Bei den Trainern ist es umgekehrt. Hier hängt der Dortmunder Jürgen Klopp ganz oben. Aber dann kommt auch schon Pep Guardiola, der ab dem Sommer den FC Bayern München trainieren wird.

Der Mann beflügelt Phantasien – nicht nur Sportliche. Und es sind Phantasien und Ikonen, die der FC Bayern dringend nötig hat. Mit seinen Triumvirat alter, böser Männer an der Spitze, die es so wahrscheinlich nur noch im Vatikan gibt, hat er den Kampf um's Image bei der Jugend schon lange verloren.
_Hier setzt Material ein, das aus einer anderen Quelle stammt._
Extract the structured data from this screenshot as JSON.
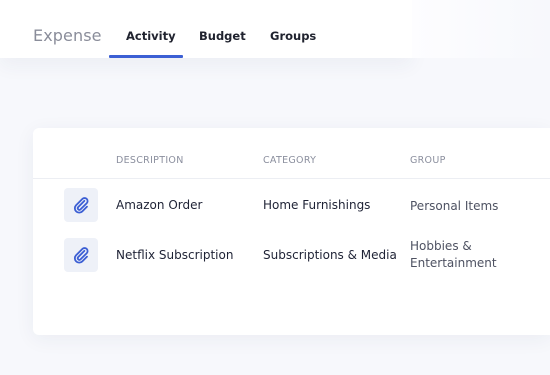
{
  "app": {
    "logo": "Expense"
  },
  "tabs": [
    {
      "label": "Activity",
      "active": true
    },
    {
      "label": "Budget",
      "active": false
    },
    {
      "label": "Groups",
      "active": false
    }
  ],
  "colors": {
    "accent": "#3c5fd4",
    "attach_icon": "#3c5fd4"
  },
  "table": {
    "headers": {
      "description": "DESCRIPTION",
      "category": "CATEGORY",
      "group": "GROUP"
    },
    "rows": [
      {
        "icon": "paperclip-icon",
        "description": "Amazon Order",
        "category": "Home Furnishings",
        "group": "Personal Items"
      },
      {
        "icon": "paperclip-icon",
        "description": "Netflix Subscription",
        "category": "Subscriptions & Media",
        "group": "Hobbies & Entertainment"
      }
    ]
  }
}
Und der ewige Charmebolzen Beckenbauer zieht es schon lange vor, über den Wolken zu schweben und jeden gutbezahlten Werbevertrag zu unterschreiben, der ihm hingehalten wird.

Das dumpfe „Mia san Mia“ des FC Bayern Politbüros Hoeneß, Rummenigge, Sammer fällt gegen die fröhliche, aber natürlich nicht minder verlogene Botschaft „Wir sind Fußball“ gnadenlos ab – auch wenn man auf die Stadt Dortmund bezogen immer ergänzen muss: Klar seid ihr Fußball. Sonst gibt es ja nichts.
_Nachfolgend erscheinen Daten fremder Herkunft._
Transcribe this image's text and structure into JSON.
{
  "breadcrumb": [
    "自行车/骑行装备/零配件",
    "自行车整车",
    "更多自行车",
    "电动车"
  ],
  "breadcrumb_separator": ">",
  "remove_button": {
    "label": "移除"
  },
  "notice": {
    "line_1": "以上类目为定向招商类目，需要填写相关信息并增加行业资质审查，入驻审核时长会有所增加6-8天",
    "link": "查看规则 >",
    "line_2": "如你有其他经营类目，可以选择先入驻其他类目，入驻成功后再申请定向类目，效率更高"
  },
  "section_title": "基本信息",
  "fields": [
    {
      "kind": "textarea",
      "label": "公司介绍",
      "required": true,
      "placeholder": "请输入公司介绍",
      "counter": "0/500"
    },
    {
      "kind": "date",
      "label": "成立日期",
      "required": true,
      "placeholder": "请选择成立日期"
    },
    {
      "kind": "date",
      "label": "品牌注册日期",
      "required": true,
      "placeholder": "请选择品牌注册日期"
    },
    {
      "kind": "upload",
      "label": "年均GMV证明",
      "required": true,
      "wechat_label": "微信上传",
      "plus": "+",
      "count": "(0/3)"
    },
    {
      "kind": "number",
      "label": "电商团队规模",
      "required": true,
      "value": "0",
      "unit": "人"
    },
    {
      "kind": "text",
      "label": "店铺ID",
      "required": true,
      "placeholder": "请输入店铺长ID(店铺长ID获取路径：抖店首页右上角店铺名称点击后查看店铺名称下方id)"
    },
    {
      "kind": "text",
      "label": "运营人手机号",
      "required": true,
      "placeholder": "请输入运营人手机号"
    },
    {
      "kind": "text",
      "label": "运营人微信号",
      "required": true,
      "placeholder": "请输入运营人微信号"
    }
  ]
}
Beim FC Bayern ruft man mit dem Engagement von Guardiola nun zum dritten Mal die Revolution aus, damit sich nichts verändern muss. Nach dem Scharlatan Klinsmann und dem unverdaulichen Van Gaal – von dessen großen fußballerischen Sachverstand die aktuelle Bayern-Mannschaft wesentlich lebt – will man nun mit Pep Guardiola, der am Freitag 42 Jahre alt wird, endlich und dauerhaft und schön spielend an die Spitze; und zwar nicht der Bundesliga, sondern an die Europas.

Obwohl er zu jedem Verein der Welt hätte gehen können, entschied er sich für den FC Bayern. Weiß Guardiola, was ihn da an der Säbener Straße erwartet? Vielleicht unterscheiden sich seine Gründe gar nicht so sehr von denen der vielen jungen Spanier, die derzeit in Deutschland die beste Lebensperspektive für sich wähnen.

Aber genug gemosert: So wie es einst einen Giovanni Trappatoni brauchte, damit Lothar Matthäus mit links wie mit rechts passen lernte, so wird Pep Guardiola fußballerische Grundlagenarbeit für die Bundesliga und den ganzen deutschen Fussball leisten. Die D-Jugend zwischen Füssen und Kiel ist jedenfalls bereit.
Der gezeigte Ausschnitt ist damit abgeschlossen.